The Divine Comedy Purgatory Canto I, lines 71-72

Freedom from Time
When we consider the concrete expression of freedom, its visible manifestation and our mind goes to the many rights that guarantee freedom: freedom of speech, of press, of assembly and association, freedom to petition government and even to keep and bear arms. But these forms of freedom, coming from the outside world, from government or from others, cannot give us a real freedom. Real freedom comes from getting rid of limits and obstacles. It is a freedom from. Firstly, it is freedom from the prison of time. We cannot be in anxiety, devoured by time, and be under the tyranny of plans and programs, and be happy. Making plans is a primitive substitute for intelligence. If there is intelligence, there is no need to plan. Shut out logic, reason and planning! Close your eyes and open yourself up to intuition. The world is still waiting before you to be created.

Freedom from roles
Above all, we believe in roles. We believe ourselves to be teachers, managers, fathers, mothers, lovers.

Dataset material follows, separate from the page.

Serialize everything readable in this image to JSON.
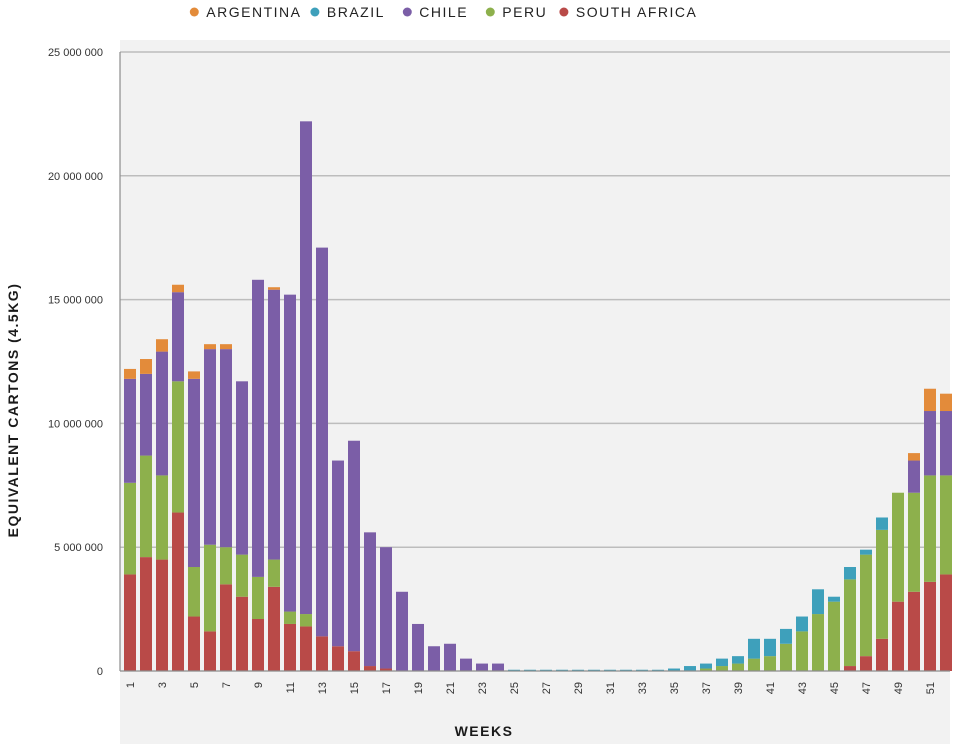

We think that this is the most natural thing, and the only way to live. We become prisoners of our roles. They become traps. We can play a role, and we can enjoy and have fun acting the role, but we cannot become it, or identify with it, if we want to be free and happy. It is as crazy as an actor who refuses to take off his mask and costume, believing himself to be the character that he is interpreting on the stage and believing that the theatre is his life. From this viewpoint, mankind is all mentally insane, and locked up in the self-created prison of roles. To create happiness, you also need a solid set of values and principles, a map, an escape plan, and somebody who has previously escaped from prison before you. You need a School of Being. Your Being is like a badly managed shop – the Dreamer observed me pitilessly − with articles priced at random:those things which are of great value you sell cheaply, but the junk has ridiculously high price tags. To keep on like this means certain failure…».

Dare to Be Free
To be free also requires the abandonment of dependence and any form of slavery. The main obstacle to our freedom is the illusory belief that there is an external world to depend upon, a separate reality which conditions our existence, and which can decide our destiny. Dare to be Free! Look inside and dare to flush out the obstacles to your happiness, the lies, the false ideas, the fear, the identification with roles, the common belief that there is a world out there to depend upon. When you, through hard work on yourself, finally get rid of all this ballast, when you are free from every form of dependence, free from time, and from frictions and inner conflicts, you will realize that unhappiness does not exist except in your negative imagination.

Luminous selfishness
After reading this article you should know why the expression “to find happiness” should be banned. Happiness cannot be found, but must be built and encoded in the fibres of our being – cell-by-cell, atom after atom. It is a solitary endeavour. Can we say then that happiness is a selfish sentiment? An individual who loves himself inside, who can intentionally access that state of inner freedom that we call happiness, and has successfully achieved the capacity to command happiness at will, without depending upon anybody or any thing, is a precious cell of humanity. When you reach happiness intentionally, you know that you have done for others more than an army of philanthropists and hundreds of humanitarian organizations. A happy man, a man who is free, spreads health and wealth 360° around and creates the conditions for others to forge their happiness in life. Happiness is Economy and also in the business world, as a visionary leader, he can achieve things that ordinary men hardly conceive and hurriedly set aside classifying them as ‘impossible’.